Lee ran a one-man state and he ran it, on occasion, repressively. But his administrative brilliance and his economic success are what earned him such adulation. He rose in stature not just on account of what he did but on account of what we could not. Lee, as they once said of Mussolini, made the trains run on time. America’s trains too often don’t run at all.
We suffer from an excess of democracy. We have a Congress that has been gridlocked for as long as anyone can remember. It is at the mercy of any extremist from anywhere in the country who can threaten a primary fight. Our infrastructure is eroding, yet we seem incapable of doing anything about it. Lee Kuan Yew knew what to do about it. If you need a bridge, build it.
Henry Kissinger eulogized that “Lee’s domestic methods fell short of the prescriptions of current U.S. constitutional theory. But so, in fairness, did the democracy of Thomas Jefferson’s time, with its limited franchise, property qualifications for voting and slavery.” It is deeply flattering to Lee that Kissinger’s admiration for him produced such an odd comparison. Lee was a man of the 20th and 21st centuries, Jefferson of the 18th and 19th centuries.
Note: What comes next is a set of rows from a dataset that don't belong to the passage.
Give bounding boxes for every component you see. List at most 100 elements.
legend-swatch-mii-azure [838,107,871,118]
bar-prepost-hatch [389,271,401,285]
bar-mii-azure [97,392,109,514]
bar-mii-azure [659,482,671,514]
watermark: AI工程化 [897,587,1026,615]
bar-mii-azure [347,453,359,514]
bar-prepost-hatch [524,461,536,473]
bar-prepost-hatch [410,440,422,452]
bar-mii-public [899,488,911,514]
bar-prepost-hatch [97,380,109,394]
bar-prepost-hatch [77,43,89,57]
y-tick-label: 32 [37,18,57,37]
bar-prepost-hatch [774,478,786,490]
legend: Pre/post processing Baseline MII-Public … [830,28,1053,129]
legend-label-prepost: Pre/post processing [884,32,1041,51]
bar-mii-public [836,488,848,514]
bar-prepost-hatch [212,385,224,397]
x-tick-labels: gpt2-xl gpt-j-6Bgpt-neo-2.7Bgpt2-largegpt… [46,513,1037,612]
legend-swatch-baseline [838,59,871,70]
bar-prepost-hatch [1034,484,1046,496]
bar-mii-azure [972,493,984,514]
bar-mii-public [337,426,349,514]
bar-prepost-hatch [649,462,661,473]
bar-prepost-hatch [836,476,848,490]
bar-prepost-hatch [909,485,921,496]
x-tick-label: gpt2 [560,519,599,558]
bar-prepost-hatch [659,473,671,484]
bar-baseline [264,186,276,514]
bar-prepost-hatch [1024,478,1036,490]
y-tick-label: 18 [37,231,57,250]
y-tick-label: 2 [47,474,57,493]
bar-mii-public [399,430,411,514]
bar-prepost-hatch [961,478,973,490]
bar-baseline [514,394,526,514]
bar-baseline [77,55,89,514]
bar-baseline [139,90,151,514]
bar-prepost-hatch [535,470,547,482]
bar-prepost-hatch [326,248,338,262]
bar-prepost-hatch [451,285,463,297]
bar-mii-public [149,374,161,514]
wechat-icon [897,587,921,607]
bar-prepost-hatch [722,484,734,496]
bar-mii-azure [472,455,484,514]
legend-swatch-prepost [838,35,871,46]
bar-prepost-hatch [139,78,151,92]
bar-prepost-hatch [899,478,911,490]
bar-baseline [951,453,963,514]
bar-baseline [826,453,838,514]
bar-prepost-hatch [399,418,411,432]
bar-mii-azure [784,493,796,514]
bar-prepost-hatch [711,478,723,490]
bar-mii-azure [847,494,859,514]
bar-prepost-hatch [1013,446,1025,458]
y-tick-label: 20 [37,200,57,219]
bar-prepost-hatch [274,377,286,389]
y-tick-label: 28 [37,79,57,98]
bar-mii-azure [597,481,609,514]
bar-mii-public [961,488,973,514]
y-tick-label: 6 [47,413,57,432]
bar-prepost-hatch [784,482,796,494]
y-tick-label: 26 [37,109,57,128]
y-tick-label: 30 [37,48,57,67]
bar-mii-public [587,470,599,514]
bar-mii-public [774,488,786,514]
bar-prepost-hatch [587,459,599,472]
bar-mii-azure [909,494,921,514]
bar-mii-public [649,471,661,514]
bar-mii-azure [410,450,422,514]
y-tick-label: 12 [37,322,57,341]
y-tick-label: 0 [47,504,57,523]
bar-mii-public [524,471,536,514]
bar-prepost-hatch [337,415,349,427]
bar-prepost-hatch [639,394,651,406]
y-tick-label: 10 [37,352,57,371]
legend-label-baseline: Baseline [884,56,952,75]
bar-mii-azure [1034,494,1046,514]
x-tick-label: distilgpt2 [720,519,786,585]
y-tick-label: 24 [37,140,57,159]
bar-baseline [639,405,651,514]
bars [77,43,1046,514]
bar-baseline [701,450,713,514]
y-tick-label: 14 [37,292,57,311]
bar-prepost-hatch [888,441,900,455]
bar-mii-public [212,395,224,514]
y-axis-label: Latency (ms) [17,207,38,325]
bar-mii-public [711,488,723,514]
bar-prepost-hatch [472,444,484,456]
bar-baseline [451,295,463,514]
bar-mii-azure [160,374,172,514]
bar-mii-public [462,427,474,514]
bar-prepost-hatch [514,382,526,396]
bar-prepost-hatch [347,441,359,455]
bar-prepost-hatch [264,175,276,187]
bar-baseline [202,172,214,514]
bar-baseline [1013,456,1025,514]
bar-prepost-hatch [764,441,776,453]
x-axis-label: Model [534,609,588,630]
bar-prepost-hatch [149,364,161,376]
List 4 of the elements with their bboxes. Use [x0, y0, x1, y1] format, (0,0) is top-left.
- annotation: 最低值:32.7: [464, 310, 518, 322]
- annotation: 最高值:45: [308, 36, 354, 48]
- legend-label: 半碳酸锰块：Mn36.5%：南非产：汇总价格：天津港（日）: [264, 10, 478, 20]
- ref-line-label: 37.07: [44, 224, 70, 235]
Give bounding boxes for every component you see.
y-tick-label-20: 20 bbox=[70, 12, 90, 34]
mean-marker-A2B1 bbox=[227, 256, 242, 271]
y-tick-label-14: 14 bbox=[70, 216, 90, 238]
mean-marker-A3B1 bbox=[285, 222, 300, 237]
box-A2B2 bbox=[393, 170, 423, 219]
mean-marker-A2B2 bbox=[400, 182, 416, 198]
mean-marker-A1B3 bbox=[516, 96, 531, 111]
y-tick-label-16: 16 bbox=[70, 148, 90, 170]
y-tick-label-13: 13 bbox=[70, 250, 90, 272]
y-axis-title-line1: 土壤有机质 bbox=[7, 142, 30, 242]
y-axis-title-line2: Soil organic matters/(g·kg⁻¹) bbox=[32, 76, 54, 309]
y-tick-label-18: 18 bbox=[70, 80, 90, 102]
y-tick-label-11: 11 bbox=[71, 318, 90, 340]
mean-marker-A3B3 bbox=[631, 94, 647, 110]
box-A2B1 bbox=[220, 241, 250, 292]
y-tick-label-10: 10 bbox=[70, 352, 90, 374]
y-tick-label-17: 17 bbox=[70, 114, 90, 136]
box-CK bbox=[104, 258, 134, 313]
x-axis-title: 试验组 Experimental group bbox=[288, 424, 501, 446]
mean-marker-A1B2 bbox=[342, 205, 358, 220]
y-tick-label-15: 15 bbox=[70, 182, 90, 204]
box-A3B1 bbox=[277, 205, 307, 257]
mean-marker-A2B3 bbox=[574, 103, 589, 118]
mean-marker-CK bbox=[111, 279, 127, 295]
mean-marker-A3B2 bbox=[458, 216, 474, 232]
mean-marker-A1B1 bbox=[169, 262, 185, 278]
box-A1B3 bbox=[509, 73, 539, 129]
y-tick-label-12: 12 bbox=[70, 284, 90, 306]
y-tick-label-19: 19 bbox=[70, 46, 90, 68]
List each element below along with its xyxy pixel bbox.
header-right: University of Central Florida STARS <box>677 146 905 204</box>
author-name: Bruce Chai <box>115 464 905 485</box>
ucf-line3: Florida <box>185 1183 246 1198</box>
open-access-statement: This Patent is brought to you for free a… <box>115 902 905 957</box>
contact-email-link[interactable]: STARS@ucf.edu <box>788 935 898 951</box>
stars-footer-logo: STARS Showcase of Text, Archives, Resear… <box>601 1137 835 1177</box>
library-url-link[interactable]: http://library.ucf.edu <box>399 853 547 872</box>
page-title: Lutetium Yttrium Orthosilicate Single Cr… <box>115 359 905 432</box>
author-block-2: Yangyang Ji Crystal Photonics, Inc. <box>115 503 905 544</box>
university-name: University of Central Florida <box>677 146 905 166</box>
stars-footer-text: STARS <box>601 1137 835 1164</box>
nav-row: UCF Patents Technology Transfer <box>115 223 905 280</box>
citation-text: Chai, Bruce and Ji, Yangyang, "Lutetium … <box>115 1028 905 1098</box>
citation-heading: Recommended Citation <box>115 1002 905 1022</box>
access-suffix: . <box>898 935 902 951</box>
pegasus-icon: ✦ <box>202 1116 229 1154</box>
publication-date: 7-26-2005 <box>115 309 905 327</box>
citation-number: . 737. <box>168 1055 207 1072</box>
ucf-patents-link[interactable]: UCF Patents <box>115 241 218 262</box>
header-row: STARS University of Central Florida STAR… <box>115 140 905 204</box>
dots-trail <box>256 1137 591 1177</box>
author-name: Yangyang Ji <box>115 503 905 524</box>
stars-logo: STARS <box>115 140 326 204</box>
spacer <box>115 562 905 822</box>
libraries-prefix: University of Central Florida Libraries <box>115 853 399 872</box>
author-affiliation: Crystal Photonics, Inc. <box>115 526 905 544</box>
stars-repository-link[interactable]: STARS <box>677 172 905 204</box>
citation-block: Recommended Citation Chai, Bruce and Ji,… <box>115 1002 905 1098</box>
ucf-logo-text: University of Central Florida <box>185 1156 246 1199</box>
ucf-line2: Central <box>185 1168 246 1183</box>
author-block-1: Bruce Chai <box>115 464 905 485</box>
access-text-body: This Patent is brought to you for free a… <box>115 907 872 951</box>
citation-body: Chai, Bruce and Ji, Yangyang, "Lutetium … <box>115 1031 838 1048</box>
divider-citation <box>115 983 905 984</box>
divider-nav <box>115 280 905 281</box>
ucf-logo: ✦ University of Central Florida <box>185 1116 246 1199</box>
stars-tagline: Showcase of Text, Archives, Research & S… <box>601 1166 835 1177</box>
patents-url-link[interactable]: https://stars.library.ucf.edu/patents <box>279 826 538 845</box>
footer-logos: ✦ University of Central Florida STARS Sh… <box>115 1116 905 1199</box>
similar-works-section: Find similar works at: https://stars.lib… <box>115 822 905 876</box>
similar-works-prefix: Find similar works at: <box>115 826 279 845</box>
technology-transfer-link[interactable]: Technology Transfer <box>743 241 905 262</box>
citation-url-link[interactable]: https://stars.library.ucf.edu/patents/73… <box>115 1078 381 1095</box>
Lee had little respect or tolerance for a free press; Jefferson said he could not live without one. (“Were it left to me to decide whether we should have a government without newspapers or newspapers without a government, I should not hesitate a moment to prefer the latter.”)
Lee’s pragmatism is what commended him to so many thoughtful people. He believed in education, a rigorous meritocracy and, most critically, his own people. Singapore had nothing in the way of mineral wealth, but it did have a culture based on Confucian precepts. (Singapore may be ethnically mixed, but it is 75 percent Chinese.) This meant that hard work, discipline, family values and obedience were cherished.
In the United States it is considered highly offensive and deeply retrograde to value one culture over another and to search always for economic reasons for disparities. In Singapore, Lee knew he had a winner in the Chinese culture and promoted it. Indeed, he made it the national ethic. In this country, the national ethic is not to work too hard and to denigrate those who do. Self-esteem sometimes seems more important than attainment. We are, as we keep saying, No. 1—at self-delusion.
The veneration of Lee is not based on any one attribute. Among other things, he was personally charming, and I know of no one who met him who did not come away enamored. But the cult of Lee, which has been building for years, is partly in admiration of him and partly due to the rueful feeling that our own democracy has grown absurdly chaotic. (Shall we shut down the government one more time?) Lee got the job done. Too often, it’s more than we can say for ourselves.